Replicating errors

Almost twenty years after the previous major crisis in Lanzarote, the main conclusion we can draw is that we have learned little since then. And we greatly fear that the current one, even deeper than that one for having ...

October 30 2009 (15:26 WET)

Almost twenty years after the previous major crisis in Lanzarote, the main conclusion we can draw is that we have learned little since then. And we greatly fear that the current one, even deeper than that one for having ...

Almost twenty years after the previous major crisis in Lanzarote, the main conclusion we can draw is that we have learned little since then. And we greatly fear that the current one, even deeper than that one for having penetrated a broader spectrum of society and the productive fabric, will not serve to learn from our mistakes either.

That the crisis of the nineties brought us a collapse of real estate prices and the paralysis of countless real estate developments and hotel complexes, which sowed the island's orography with concrete skeletons as banners of excess supply, only served for a transitory awareness that we had overexploited the goose that lays the golden eggs.

As soon as the winds of recovery arrived, this economic concept, as simple as when supply exceeds demand, the correction is inexorable, was soon forgotten. But also, when we talk about the territory, the accomplished facts leave no room for maneuver.

Apart from the subjective definition of the quality of the tourist offer, whether the current accommodation plant is more complete than it was before or what are the variables that a tourist really values, we can analyze with a broad perspective the economic consequences of the recent boom in the island's tourist offer, which in just ten years leaves us with 50% more tourist beds.
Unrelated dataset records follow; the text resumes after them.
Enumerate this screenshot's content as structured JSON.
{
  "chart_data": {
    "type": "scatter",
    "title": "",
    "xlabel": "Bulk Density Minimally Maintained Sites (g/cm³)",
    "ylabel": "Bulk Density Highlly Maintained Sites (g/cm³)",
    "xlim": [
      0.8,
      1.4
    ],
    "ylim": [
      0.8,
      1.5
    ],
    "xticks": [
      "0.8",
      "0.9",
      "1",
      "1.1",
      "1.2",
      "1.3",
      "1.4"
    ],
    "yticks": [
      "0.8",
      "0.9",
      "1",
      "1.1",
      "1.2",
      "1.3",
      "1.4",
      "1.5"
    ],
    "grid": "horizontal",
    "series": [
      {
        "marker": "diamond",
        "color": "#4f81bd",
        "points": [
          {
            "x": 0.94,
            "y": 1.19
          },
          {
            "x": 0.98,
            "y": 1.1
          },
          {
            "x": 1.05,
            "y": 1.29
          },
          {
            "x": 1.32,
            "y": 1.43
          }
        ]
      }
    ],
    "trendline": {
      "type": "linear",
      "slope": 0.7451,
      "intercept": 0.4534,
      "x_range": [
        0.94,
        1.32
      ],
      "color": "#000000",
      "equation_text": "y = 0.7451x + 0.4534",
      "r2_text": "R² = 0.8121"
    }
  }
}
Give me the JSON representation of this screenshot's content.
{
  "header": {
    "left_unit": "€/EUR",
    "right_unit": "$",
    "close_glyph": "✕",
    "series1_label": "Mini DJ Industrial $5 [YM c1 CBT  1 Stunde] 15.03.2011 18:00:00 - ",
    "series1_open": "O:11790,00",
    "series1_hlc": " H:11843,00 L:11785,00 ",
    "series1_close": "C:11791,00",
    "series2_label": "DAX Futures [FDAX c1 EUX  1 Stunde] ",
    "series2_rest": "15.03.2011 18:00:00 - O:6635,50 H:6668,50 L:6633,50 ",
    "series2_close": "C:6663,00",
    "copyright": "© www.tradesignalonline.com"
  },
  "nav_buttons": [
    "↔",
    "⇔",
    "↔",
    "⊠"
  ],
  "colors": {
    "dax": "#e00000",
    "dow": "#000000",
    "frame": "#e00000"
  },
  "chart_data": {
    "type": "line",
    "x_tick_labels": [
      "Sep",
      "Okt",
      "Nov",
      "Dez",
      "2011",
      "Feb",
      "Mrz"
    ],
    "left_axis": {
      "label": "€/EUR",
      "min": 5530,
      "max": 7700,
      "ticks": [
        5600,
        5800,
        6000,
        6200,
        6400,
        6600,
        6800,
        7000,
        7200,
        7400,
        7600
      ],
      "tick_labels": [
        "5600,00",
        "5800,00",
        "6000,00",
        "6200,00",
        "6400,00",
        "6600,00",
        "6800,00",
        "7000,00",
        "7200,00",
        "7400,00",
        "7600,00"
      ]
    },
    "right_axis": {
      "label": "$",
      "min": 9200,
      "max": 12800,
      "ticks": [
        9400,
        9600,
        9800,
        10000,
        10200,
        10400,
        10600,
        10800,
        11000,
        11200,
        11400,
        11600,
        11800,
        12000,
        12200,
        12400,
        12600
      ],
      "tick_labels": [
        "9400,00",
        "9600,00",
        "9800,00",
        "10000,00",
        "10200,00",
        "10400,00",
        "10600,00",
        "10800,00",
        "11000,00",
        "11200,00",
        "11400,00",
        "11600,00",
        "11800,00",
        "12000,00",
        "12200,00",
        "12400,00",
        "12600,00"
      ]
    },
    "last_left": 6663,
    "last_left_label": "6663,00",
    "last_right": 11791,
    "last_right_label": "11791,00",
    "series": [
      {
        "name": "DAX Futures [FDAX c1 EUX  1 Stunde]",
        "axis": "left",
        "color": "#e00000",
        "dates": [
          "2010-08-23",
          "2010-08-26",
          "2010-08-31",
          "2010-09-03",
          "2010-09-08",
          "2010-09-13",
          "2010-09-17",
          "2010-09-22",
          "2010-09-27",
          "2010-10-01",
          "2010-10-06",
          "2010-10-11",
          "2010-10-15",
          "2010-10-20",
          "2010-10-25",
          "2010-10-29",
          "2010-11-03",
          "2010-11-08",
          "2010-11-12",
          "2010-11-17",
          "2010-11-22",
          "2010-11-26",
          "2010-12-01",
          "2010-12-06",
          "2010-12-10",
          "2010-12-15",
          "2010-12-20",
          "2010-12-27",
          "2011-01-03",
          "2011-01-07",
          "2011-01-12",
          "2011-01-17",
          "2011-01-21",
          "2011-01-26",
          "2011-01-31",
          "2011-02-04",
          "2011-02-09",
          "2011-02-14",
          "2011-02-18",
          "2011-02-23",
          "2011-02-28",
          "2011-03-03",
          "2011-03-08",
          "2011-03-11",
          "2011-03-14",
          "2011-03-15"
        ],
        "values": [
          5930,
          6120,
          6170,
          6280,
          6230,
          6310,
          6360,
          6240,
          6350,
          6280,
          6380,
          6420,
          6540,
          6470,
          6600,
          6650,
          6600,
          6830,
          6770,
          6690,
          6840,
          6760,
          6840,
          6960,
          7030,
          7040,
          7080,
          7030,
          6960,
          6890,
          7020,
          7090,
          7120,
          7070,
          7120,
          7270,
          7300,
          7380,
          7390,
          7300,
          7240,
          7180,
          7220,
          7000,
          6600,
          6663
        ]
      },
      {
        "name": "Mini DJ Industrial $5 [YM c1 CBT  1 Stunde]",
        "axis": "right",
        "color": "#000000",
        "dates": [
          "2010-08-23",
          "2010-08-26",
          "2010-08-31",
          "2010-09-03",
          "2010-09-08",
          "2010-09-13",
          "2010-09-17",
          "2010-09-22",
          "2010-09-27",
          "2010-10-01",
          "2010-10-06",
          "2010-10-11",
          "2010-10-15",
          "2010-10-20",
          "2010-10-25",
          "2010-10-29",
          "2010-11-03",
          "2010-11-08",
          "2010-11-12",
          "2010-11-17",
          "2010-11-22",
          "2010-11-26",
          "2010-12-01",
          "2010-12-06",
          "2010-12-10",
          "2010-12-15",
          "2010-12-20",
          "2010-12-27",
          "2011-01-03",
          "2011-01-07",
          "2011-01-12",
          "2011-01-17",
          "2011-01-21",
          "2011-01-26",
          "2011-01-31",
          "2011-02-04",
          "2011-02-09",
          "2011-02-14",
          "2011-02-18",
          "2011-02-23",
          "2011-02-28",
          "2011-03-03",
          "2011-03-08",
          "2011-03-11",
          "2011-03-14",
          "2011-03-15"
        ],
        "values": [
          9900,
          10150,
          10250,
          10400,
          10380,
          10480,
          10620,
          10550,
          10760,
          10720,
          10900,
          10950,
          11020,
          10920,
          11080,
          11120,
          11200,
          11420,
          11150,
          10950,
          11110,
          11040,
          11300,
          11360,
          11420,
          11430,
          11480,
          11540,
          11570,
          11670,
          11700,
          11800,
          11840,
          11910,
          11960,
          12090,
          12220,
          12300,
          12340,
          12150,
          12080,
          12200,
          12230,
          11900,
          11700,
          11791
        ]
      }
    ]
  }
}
A model that, once the bubble has burst, shows us in all its nakedness the monoculture of tourism, the sudden enrichment of a minority and an unemployment rate that exceeds by ten points the already more than dramatic Spanish unemployment figure.

Because what some wanted to draw as a virtuous circle has become a dramatic reality. The sequence produced of more hotel supply, more construction, more immigration, wild growth and greater apparent wealth now becomes lower hotel occupancy, rock-bottom prices, lower qualification, lower perceived quality, more unemployment and, consequently, less disposable income for the residents of the island.

Immersed in this bleak panorama, it is at least shocking that a term as elementary as the limited carrying capacity of the territory continues to be attributed to the most abstract intellectuality, when it is an essential aspect to understand where we have to evolve if we do not want to continue forging our future degradation.

Because circumscribing the progress of the island to mass construction is the great fallacy of recent years. Establishing barriers to urban growth does not imply that new productive or service activities that generate employment cannot be developed or that new leisure alternatives cannot be planned. On the contrary, if we promote new activities, we will be laying the foundations perhaps not for such speculative growth, but for a more sustainable growth over time.

Although there will always be someone willing to put Lanzarote on their head in order to profit, it would be good for the majority to learn from past mistakes and bet on a shared model of sustainable growth.